When I worked at RSA Data Security, we got very excited about a particular use of public-key cryptography: digitally signed photographs.
At the time UN weapons inspectors were using special cameras. The pictures they took were converted into bits inside a special tamper-resistant module inside the camera. Inside this module was also an RSA private key, used to sign the photo. Later on, if someone claimed that the photo was altered (say, with photoshop), the signature could be checked.

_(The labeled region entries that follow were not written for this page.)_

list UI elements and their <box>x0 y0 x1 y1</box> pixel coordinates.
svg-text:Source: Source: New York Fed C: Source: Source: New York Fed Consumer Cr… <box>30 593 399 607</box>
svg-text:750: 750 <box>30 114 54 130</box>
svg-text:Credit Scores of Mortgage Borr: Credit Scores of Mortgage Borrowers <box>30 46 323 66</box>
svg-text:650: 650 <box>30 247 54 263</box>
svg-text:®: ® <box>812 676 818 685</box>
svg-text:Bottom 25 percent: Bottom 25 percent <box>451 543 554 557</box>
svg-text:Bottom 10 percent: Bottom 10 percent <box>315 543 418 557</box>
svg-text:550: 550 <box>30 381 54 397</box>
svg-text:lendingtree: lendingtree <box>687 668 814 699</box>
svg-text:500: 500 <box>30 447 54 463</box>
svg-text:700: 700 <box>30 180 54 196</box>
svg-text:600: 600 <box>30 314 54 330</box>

Incidentally, tamper-resistant chips or modules work just like regular hardware, except they have some sort of shield that prevents regular monitoring techniques (such as logic analyzers) from seeing anything on the device. Furthermore, the shield is constructed such that the act of removing it causes the device to "self-destruct". For example, a "simple" technique is to coat the module with a plastic or resin. That's the shield, plus if someone tries to peel off the coating, the chips are destroyed. Think of tearing a price tag off of a cardboard box. Sometimes the price tag is glued on so well, that the only way to get it off is to tear some of the box as well.
Back to the cameras. When the camera is built, the tamper-resistant module generates an RSA key pair, keeps the private key on the module, and exports the public key. If someone alters a photo, the signature is no longer valid. So to break this system, someone will have to either get the private key from the module (no one was able to do that) or break RSA at 2048 bits (I still think no one has been able to do that).
This would be an interesting feature to have on cameras other than those used by UN weapons inspectors. In fact, compaines that sell security cameras do indeed advertise that their products apply a digital signature to images. If something ever ends up in court, judges and juries can see that they are looking at unaltered images.
However, this feature will almost certainly never be part of consumer cameras. It would simply raise the cost of cameras too much.
But what's interesting is that is another example of PKI that worked. But why did it work? I think because it only did one-sided authentication for a specific purpose. That's it, no encryption, no wide-scale auth, no auth for anything other than photos, no cross-certification. It would be easy for the camera manufacturer to get a CA cert from a readily available root (such as Verisign). Then create a cert for each camera.
So if someone peddling PKI points to this example, then point out that this is a very simple case. Not many nodes, not many features, one company controls all the nodes and cert generation. How well does PKI work in complex situations? Does someone have an example?